Scaling Back on Weight as a Measure of Patient Health

Yoni Freedhoff, MD


May 08, 2019

Yoni Freedhoff, MD

Back when he was a graduate student, my friend, Dr Travis Saunders, was a ridiculously active runner and cyclist who primarily ate home-cooked meals made from whole ingredients. Despite living a healthier lifestyle than what I'd venture 99.9% of us are, he was told at his yearly physical to "watch his weight," as he was approaching a BMI of 25 (the start of the medical descriptor "overweight").

In a similar interaction, a patient of mine told me about how she had lost more than 100 lb by maintaining a lifestyle of high physical activity and eating an unabashedly healthful diet. But after being weighed by her new family physician, she was quickly lectured about the risks of obesity and told that she ought to try exercising more and eating healthier.

Meanwhile, how many thin patients do you think have never had their physician explore the fact that their diets are made up primarily of ultra-processed and fast foods, and that their exercise is limited to changing the channel on the remote control or scrolling on their phones?

What Does a Scale Measure?

The problem in all of the cases above tracks back to faulty scale use, and perhaps it isn't all that surprising. When I was a medical student in the 1990s, I wasn't taught how to use a scale, and I'm betting that the same is true for most medical students today. Don't get me wrong; it's not that I think scales are complicated pieces of equipment, but after exclusively practicing obesity medicine for the past 15 years, I do think that their proper use is worth discussing.

Scales do measure the gravitational pull of Earth at a given moment in time. Scales don't measure the presence or absence of health, nor do they measure lifestyle or effort. And for patients, it's useful to note that scales don't measure happiness, success, or self-worth, either.

The only [noncommunicable disease] for which patients are judged if they don't...tackle it on their own is obesity.

Although weight is undeniably a risk factor for a host of medical comorbidities, especially at its extremes, it's not a guarantee that any of them will occur. And so the use of a scale to infer the presence or absence of health ignores the actual person standing on the scale.

Similarly, scales don't measure lifestyle. There are scads of patients with obesity doing all of those good things—exercising regularly, getting enough sleep, not smoking, cooking with whole ingredients, etc. Similarly, plenty of thin patients' lives are spent living on junk food, smoking, drinking to excess, and spending all of their off-hours binge-watching television and being inactive.

Relying on scales to measure things that they can't leads physicians to make assumptions that undermine the care and understanding of all of their patients, and is no doubt reflective of weight bias. This, in turn, has been shown to affect the quality of care for patients with obesity.[1]

By way of their interactions with healthcare professionals who judge them by their weight, patients with obesity may be less likely to seek medical attention, and their physicians may be less likely to thoroughly investigate differential diagnoses, communicate information, or consider treatment options beyond some variation of "eat less, move more"—advice that is about as useful and actionable as telling patients with depression to "just cheer up," or your accountant telling you to "buy low, sell high."

Lifestyle and Privilege

Plainly put, weight should not be the factor that determines whether you discuss lifestyle factors with your patients. Lifestyle is to be discussed—using open-ended, unassuming questions—with all patients, as it affects health regardless of a person's weight while simultaneously not determining it.

In these discussions, it's also crucial to consider that intentional, perpetual, and unremitting behavior change in the name of health or the treatment/prevention of a noncommunicable disease requires a tremendous amount of privilege that a majority of people simply don't possess.

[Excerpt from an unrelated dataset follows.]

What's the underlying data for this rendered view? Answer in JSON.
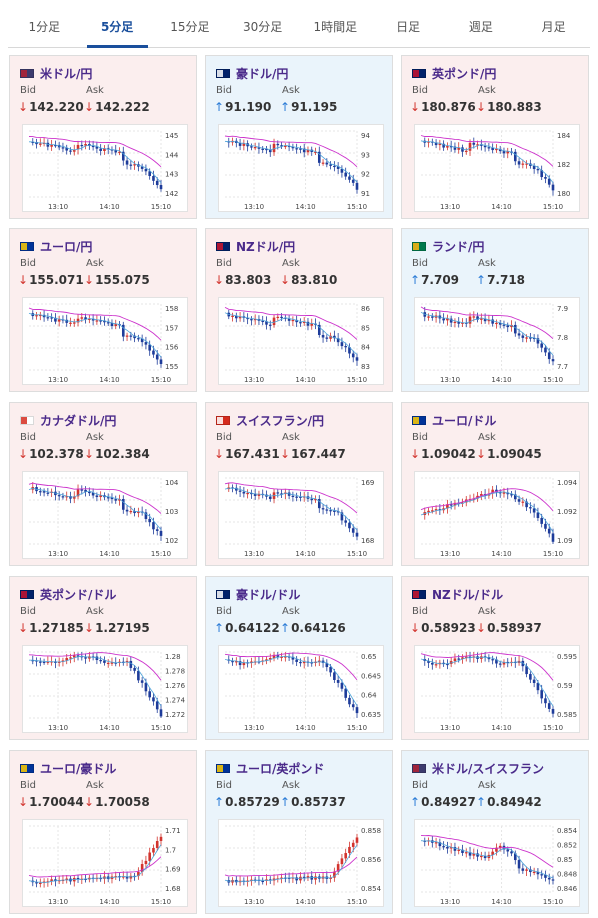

For many people, time might be better spent working long hours to put food on the table and pay rent, or on caregiving responsibilities.

We definitely don't have the same 24 hours, and the inconvenient truth of healthy living is that it involves significant time and effort. Chronic pain, disability, poor mental health, or fatigue may make regular cooking and exercise unattainable luxuries in the face of very real and chronic challenges. The simple reality is that many patients' lives are or have been filled with hardships that knock healthy-living considerations way down the rungs of worthwhile pursuits.

I'll go further and say that even for those with all the privilege in the world, there is no rule that states that not exercising makes that patient any less worthy of a physician's respect and caring attention.

And here I'll point out that the vast majority of noncommunicable diseases are treatable or preventable by way of lifestyle changes, yet for the most part, the only one for which patients are judged if they don't succeed or try to tackle it on their own is obesity.

Our job as clinicians is to inform and advise our patients to the best of our ability of the various treatments—including lifestyle—that might improve or protect their health. What we should never do, however, is judge them on the basis of whether they follow our advice.

Medicine should never be about blame, and perhaps reflecting on what scales do and don't measure, as well as recognizing the reality that obesity is not unique among noncommunicable diseases that result from lifestyle factors, will help keep that important truth in sharper focus.